With 200,000 gallons of oil a day spewing from an exploded oil rig in the Gulf of Mexico, forming a slick the size of West Virginia and threatening the coastline of Louisiana, radio pundit Rush Limbaugh said there's no need to panic, that "the ocean will take care of this on its own if it was left alone and was left out there. It's natural."
And to prove his point, Limbaugh pointed to the restoration of Alaska's Prince William Sound, which was devastated by an oil spill from the Exxon Valdez 21 years ago.
"They were wiping off the rocks with Dawn dishwater detergent and paper towels and so forth," Limbaugh said on his April 29, 2010, radio show. "The place is pristine now."
Government officials involved in the cleanup say the conditions are long way from being pristine, which is defined as "completely free from dirt or contamination."
Despite the beautiful scenery and wildlife in full view in Prince William Sound, a report from the Exxon Valdez Oil Spill Trustee Council released last year on the 20th anniversary of the spill stated, "one of the most stunning revelations of Trustee Council-funded monitoring over the last 10 years is that Exxon Valdez oil persists in the environment and in places, is nearly as toxic as it was the first few weeks after the spill."
The Trustee Council, formed by the Alaska government to oversee the restoration of the injured ecosystem, concluded the oil is decreasing at a rate of 0 to 4 percent a year, and "at this rate, the remaining oil will take decades and possibly centuries to disappear entirely."
We asked Craig Tillery, deputy attorney general for the state of Alaska, about Limbaugh's comment. Tillery, a who has served as counsel to the Exxon Valdez Oil Spill Trustee Council, said it depends on how you define pristine.
"The vast majority of oil that landed in Alaska is gone," he said. But the government dug hundreds of test holes and found pockets of "still fresh-looking oil that is still toxic to the marine environment." In all, they estimated 23,000 gallons (of the 11 million gallons spilled by the Exxon Valdez) remains in isolated pockets of some beaches.
"It's buried, you wouldn't see it," said Tillery. "It looks pristine, but it's not pristine if your definition is that there's no oil left."
And that oil is still getting into the environment, he said. Sea ducks and sea otters are still exhibiting signs of exposure to oil, he said. And animals such as sea otters, which dig for clams, have released some of the oil trapped under the ground.
Most of the wildlife has recovered from the spill, Tillery said, but you also need to consider what you don't see.
"You don't see as many killer whales as you did before the spill," he said. "You don't see herrings in the numbers you did before the spill. On the surface, you'd probably say this looks pretty pristine. Underlying that, though, there is still evidence of the spill."
"There are beaches where you can turn a shovel and still find oil," said Stan Jones, director of external affairs for the Prince William Sound Regional Citizens Advisory Council.
Prince William sound has "mostly recovered visually," Jones said, but to call it pristine is an "overstatement."
Dr. Jeffrey Short, who was the leading chemist for the governments of Alaska and the United States following the 1989 Exxon Valdez oil spill, led a series of studies on the unexpected persistence of the oil.

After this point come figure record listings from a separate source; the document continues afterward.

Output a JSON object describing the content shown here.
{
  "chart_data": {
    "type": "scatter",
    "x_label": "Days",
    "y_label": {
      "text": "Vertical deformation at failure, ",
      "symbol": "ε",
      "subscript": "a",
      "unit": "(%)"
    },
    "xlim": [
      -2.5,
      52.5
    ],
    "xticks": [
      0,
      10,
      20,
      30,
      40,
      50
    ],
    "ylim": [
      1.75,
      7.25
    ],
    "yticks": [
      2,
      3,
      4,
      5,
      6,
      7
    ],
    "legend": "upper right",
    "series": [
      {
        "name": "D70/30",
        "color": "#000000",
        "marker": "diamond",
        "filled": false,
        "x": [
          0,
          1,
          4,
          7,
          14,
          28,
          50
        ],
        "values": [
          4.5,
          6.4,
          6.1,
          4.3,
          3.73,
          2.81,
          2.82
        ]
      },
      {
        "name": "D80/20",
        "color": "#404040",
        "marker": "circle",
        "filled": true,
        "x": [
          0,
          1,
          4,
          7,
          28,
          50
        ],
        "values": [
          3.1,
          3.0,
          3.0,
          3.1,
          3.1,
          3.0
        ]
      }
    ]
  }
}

In a Q & A with the environmental group Oceana, with whom he is now employed, Short stated, "We found that it (oil) lasted a lot longer than we thought in some locations and it was much better preserved than we thought it would be. In some places the oil hadn't degraded much beyond the first couple months after it had spilled."
We asked Short about Limbaugh's comment and he said that while it's fair to say most of Prince William Sound has recovered from the impact of the Exxon Valdez, "there are some places where the oil continues to linger."
In fact, the Exxon Valdez Oil Spill Trustee Council has a link on its website to its "Report on Recent Lingering Oil Studies."
"At the time of the spill, most scientists believed that, within a few years, the process of weathering would either break down and decompose the oil, or would cause it to turn into a form of asphalt that would have little potential to release toxic components into the environment," the report states. "Contrary to these expectations, oil persists at some sites in Prince William Sound and the Gulf of Alaska in a relatively unweathered and potentially toxic condition."
"Organisms that use the intertidal were severely affected by the spill and continued to show adverse effects from exposure to oil for many years after the spill. These effects manifested themselves in reduced survival rates and diminished populations. In recent years, however, there is evidence of improvement. The extent of oil exposure appears to be diminishing in most species, and there is evidence that the populations of some species are beginning to increase."
That sounds encouraging. But it doesn't change the fact that, despite outward appearance, 21 years after the Exxon Valdez spill, Prince William Sound is not pristine. You may not be able to see it, but scientists and anyone willing to turn over rocks with a shovel attest to the fact that thousands of gallons of oil remain buried in some beaches, and the oil continues to adversely affect the environment. We rule Limbaugh's statement False.